Este sentimiento de compartir cosas con los demás -los pastos, el agua, los montes o “blancos del pueblo”, la leña, los pagos después de la cosecha, las rozas, la dehesa, la dula, la  cabrada,  el ejido, las cañadas, los caminos…- establece entre unos y otros un fuerte lazo de complicidad y de unión con independencia de los inevitables roces y desavenencias propios de la proximidad, porque, en los pueblos y aldeas, las paredes oyen, aunque sean de gruesa mampostería. Esa solidaridad se manifestaba de manera ostensible en la alegre, vistosa e inolvidable estampa  en la era cuando se acercaba la tormenta y a uno le  sorprendía con la parva tendida. Todos acudían a echar una  mano. O cuando en una casa fallecía el padre y,  ante el desamparo familiar, los demás vecinos se ofrecían a sembrar o a  recoger la cosecha entre todos.

A los antiguos campesinos no se les caía de la boca la defensa del común. Debían estar pendientes de arreglar los caminos después de las tormentas, de que llegara el agua a la fuente, de limpiar las acequias, de fijar  la corta de la leña de la dehesa, de sortear los pagos,  los pastos y rastrojeras, sin olvidar los conflictos de intereses, generalmente por la leña o los pastos, con los pueblos de alrededor que obligaban a estar alerta y que representaban la demostración viva de la defensa unida de lo común. En el caso de Sarnago, fue legendario durante mi infancia el interminable pleito con Fuentebella por unos terrenos fronterizos, en Moscares. O sea, “lo nuestro” servía de  aglutinante, frente a lo de fuera.

Esta combinación de economía privada y economía comunitaria marca, como digo, el estilo de vida en nuestros pueblos desde los tiempos antiguos. Es algo que está a punto de perderse con la “urbanización” del mundo rural. Una imagen que tengo grabada desde la infancia es la de los hombres en la plaza con la azada al hombro saliendo “de caminos” la mañana del domingo a toque de campana. Pero el ejemplo gráfico que más me viene siempre a la cabeza es,  en el final del verano,  el de la trilla en el ejido con todas las yuntas del pueblo, dando vueltas, unas en una dirección y otras en la contraria,  sobre la gran parva comunitaria, normalmente de centeno, cultivado en las rozas  comunales. Aquello era una fiesta colectiva. Con la venta de lo cosechado se pagaban  gastos de la comunidad. Tampoco olvido la emoción infantil de aquella calera, también colectiva, en medio del campo entre los trigales, que visitábamos de noche a la luz de las estrellas.

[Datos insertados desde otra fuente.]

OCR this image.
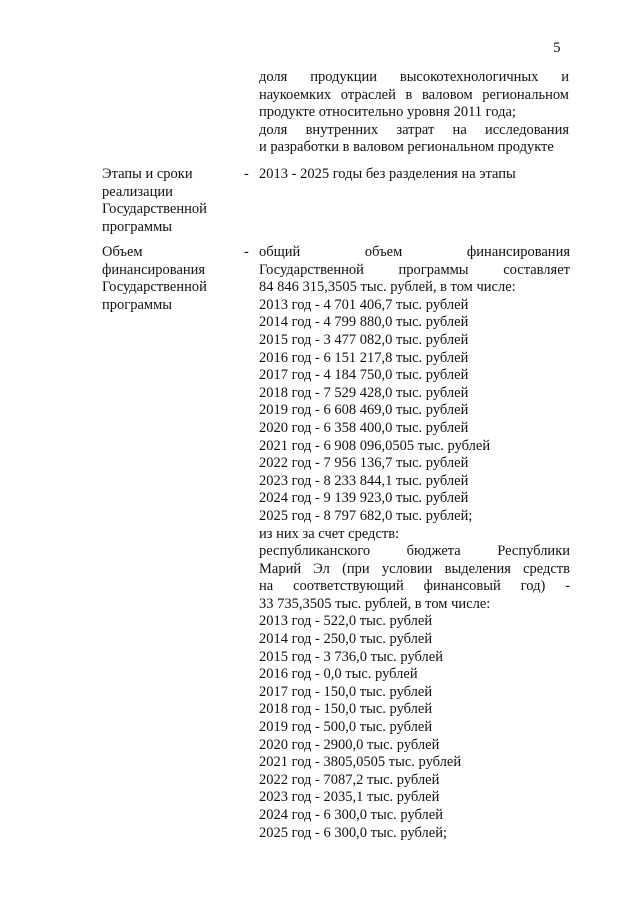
5
доля продукции высокотехнологичных и
наукоемких отраслей в валовом региональном
продукте относительно уровня 2011 года;
доля внутренних затрат на исследования
и разработки в валовом региональном продукте
Этапы и сроки
реализации
Государственной
программы
- 2013 - 2025 годы без разделения на этапы
Объем
финансирования
Государственной
программы
- общий объем финансирования
Государственной программы составляет
84 846 315,3505 тыс. рублей, в том числе:
2013 год - 4 701 406,7 тыс. рублей
2014 год - 4 799 880,0 тыс. рублей
2015 год - 3 477 082,0 тыс. рублей
2016 год - 6 151 217,8 тыс. рублей
2017 год - 4 184 750,0 тыс. рублей
2018 год - 7 529 428,0 тыс. рублей
2019 год - 6 608 469,0 тыс. рублей
2020 год - 6 358 400,0 тыс. рублей
2021 год - 6 908 096,0505 тыс. рублей
2022 год - 7 956 136,7 тыс. рублей
2023 год - 8 233 844,1 тыс. рублей
2024 год - 9 139 923,0 тыс. рублей
2025 год - 8 797 682,0 тыс. рублей;
из них за счет средств:
республиканского бюджета Республики
Марий Эл (при условии выделения средств
на соответствующий финансовый год) -
33 735,3505 тыс. рублей, в том числе:
2013 год - 522,0 тыс. рублей
2014 год - 250,0 тыс. рублей
2015 год - 3 736,0 тыс. рублей
2016 год - 0,0 тыс. рублей
2017 год - 150,0 тыс. рублей
2018 год - 150,0 тыс. рублей
2019 год - 500,0 тыс. рублей
2020 год - 2900,0 тыс. рублей
2021 год - 3805,0505 тыс. рублей
2022 год - 7087,2 тыс. рублей
2023 год - 2035,1 тыс. рублей
2024 год - 6 300,0 тыс. рублей
2025 год - 6 300,0 тыс. рублей;
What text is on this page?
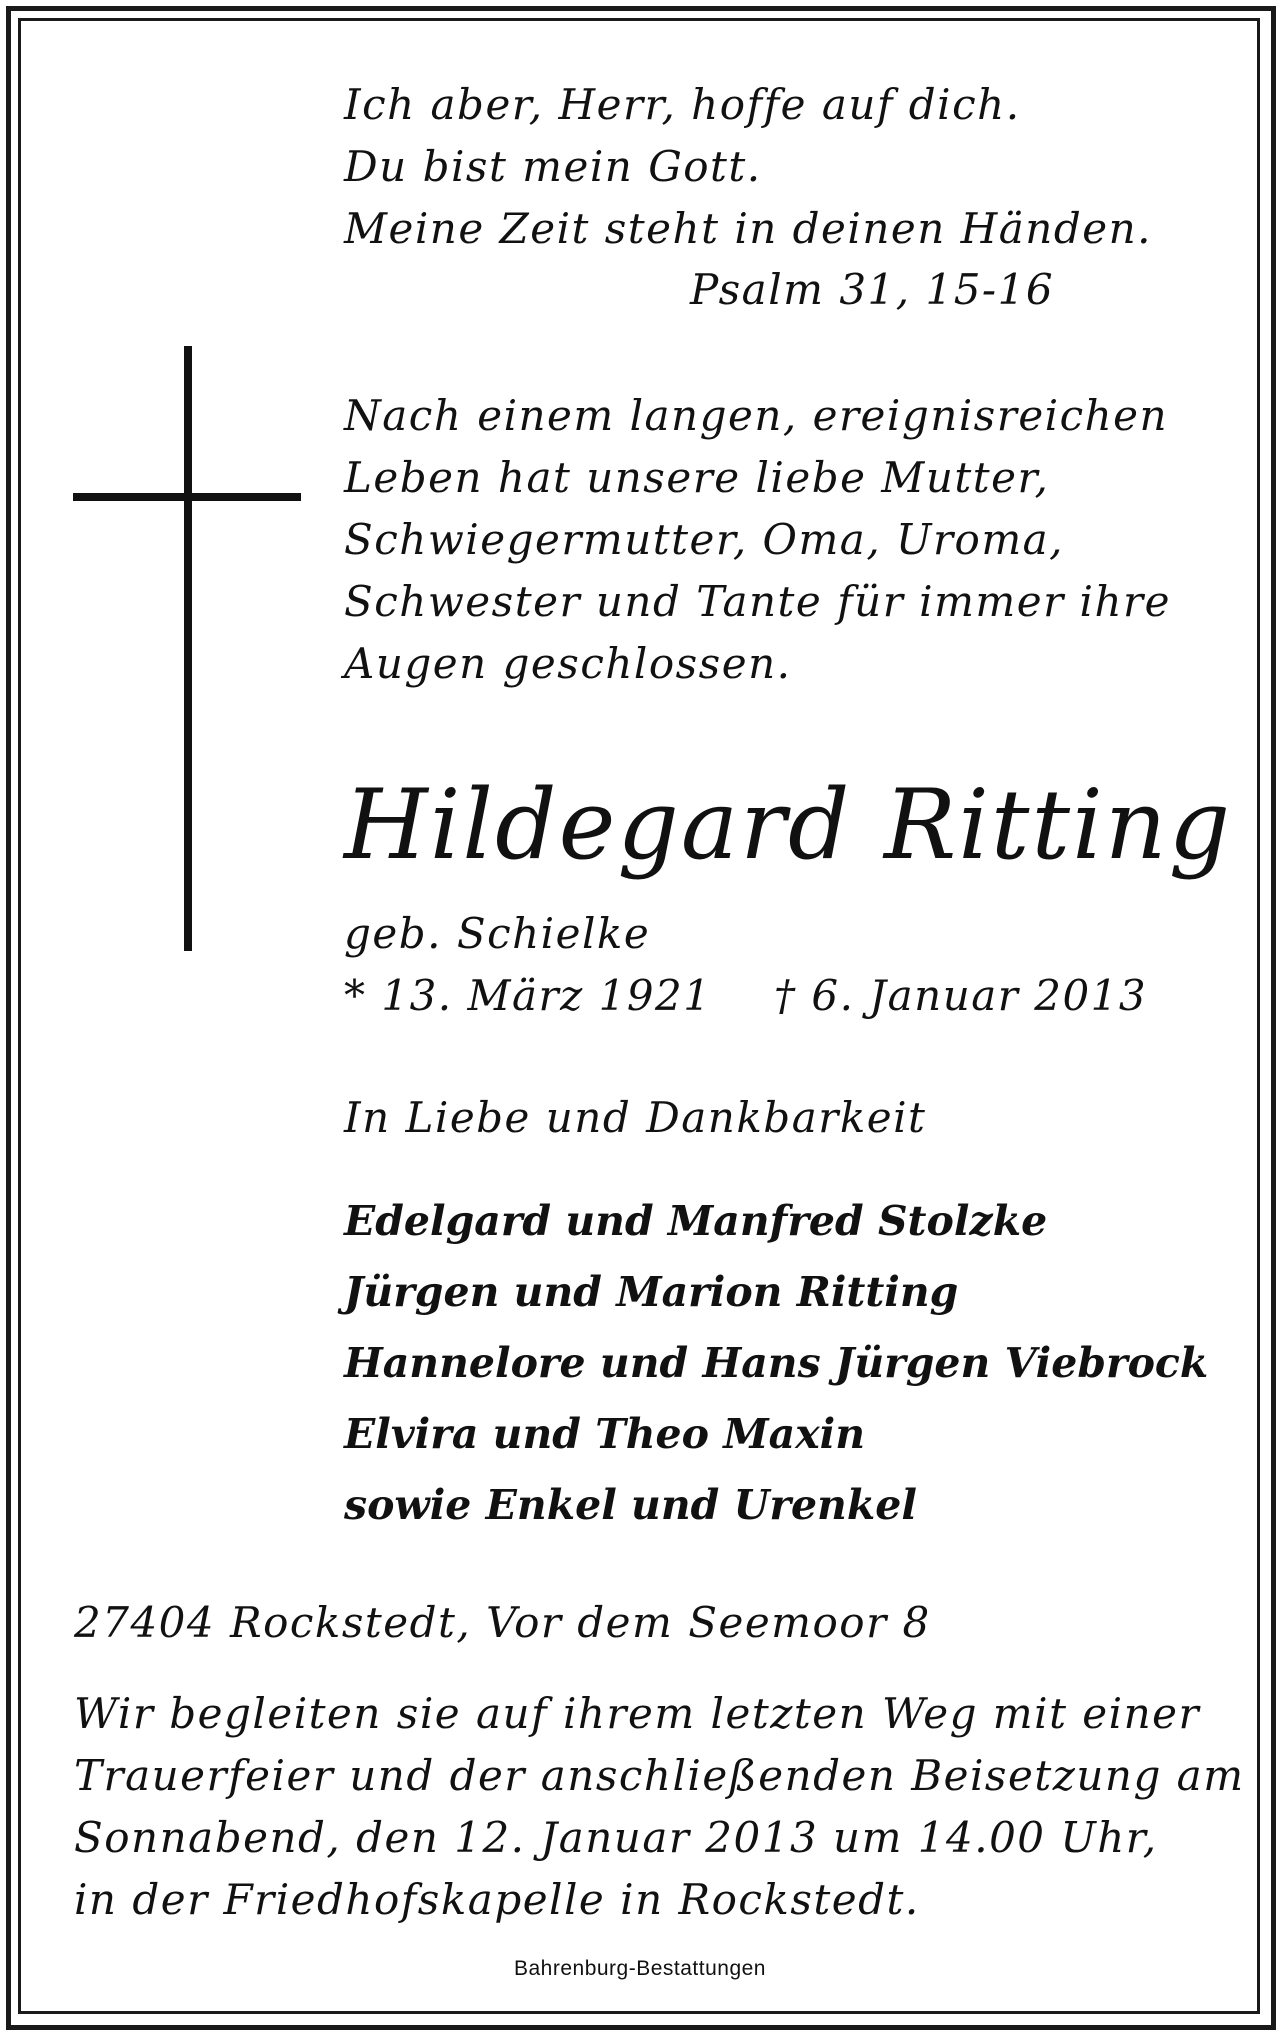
Ich aber, Herr, hoffe auf dich.
Du bist mein Gott.
Meine Zeit steht in deinen Händen.
Psalm 31, 15-16
Nach einem langen, ereignisreichen
Leben hat unsere liebe Mutter,
Schwiegermutter, Oma, Uroma,
Schwester und Tante für immer ihre
Augen geschlossen.
Hildegard Ritting
geb. Schielke
* 13. März 1921 † 6. Januar 2013
In Liebe und Dankbarkeit
Edelgard und Manfred Stolzke
Jürgen und Marion Ritting
Hannelore und Hans Jürgen Viebrock
Elvira und Theo Maxin
sowie Enkel und Urenkel
27404 Rockstedt, Vor dem Seemoor 8
Wir begleiten sie auf ihrem letzten Weg mit einer
Trauerfeier und der anschließenden Beisetzung am
Sonnabend, den 12. Januar 2013 um 14.00 Uhr,
in der Friedhofskapelle in Rockstedt.
Bahrenburg-Bestattungen
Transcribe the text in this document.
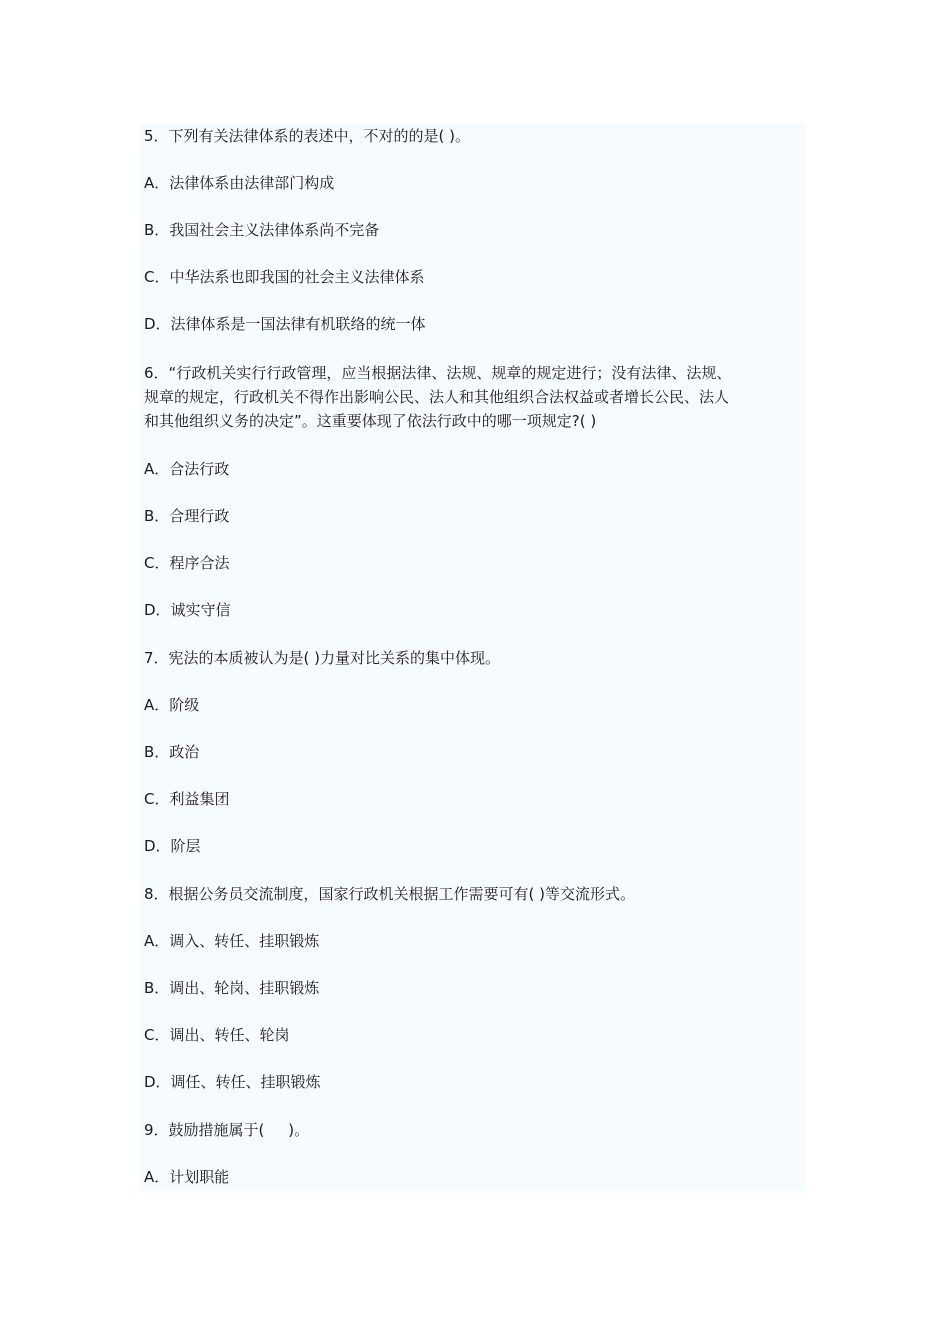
5．下列有关法律体系的表述中，不对的的是( )。
A．法律体系由法律部门构成
B．我国社会主义法律体系尚不完备
C．中华法系也即我国的社会主义法律体系
D．法律体系是一国法律有机联络的统一体
6．“行政机关实行行政管理，应当根据法律、法规、规章的规定进行；没有法律、法规、
规章的规定，行政机关不得作出影响公民、法人和其他组织合法权益或者增长公民、法人
和其他组织义务的决定”。这重要体现了依法行政中的哪一项规定?( )
A．合法行政
B．合理行政
C．程序合法
D．诚实守信
7．宪法的本质被认为是( )力量对比关系的集中体现。
A．阶级
B．政治
C．利益集团
D．阶层
8．根据公务员交流制度，国家行政机关根据工作需要可有( )等交流形式。
A．调入、转任、挂职锻炼
B．调出、轮岗、挂职锻炼
C．调出、转任、轮岗
D．调任、转任、挂职锻炼
9．鼓励措施属于(     )。
A．计划职能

Con estos antecedentes se comprende mejor el acierto de las hacenderas promovidas por la Asociación de Sarnago. No es extraño que despierten interés y admiración fuera. Tienen más valor de lo que parece. Entroncan con la mejor tradición. Significan  la defensa y  preservación del común. Y contribuyen a recuperar el antiguo  espíritu comunitario, que es la razón de ser de un pueblo.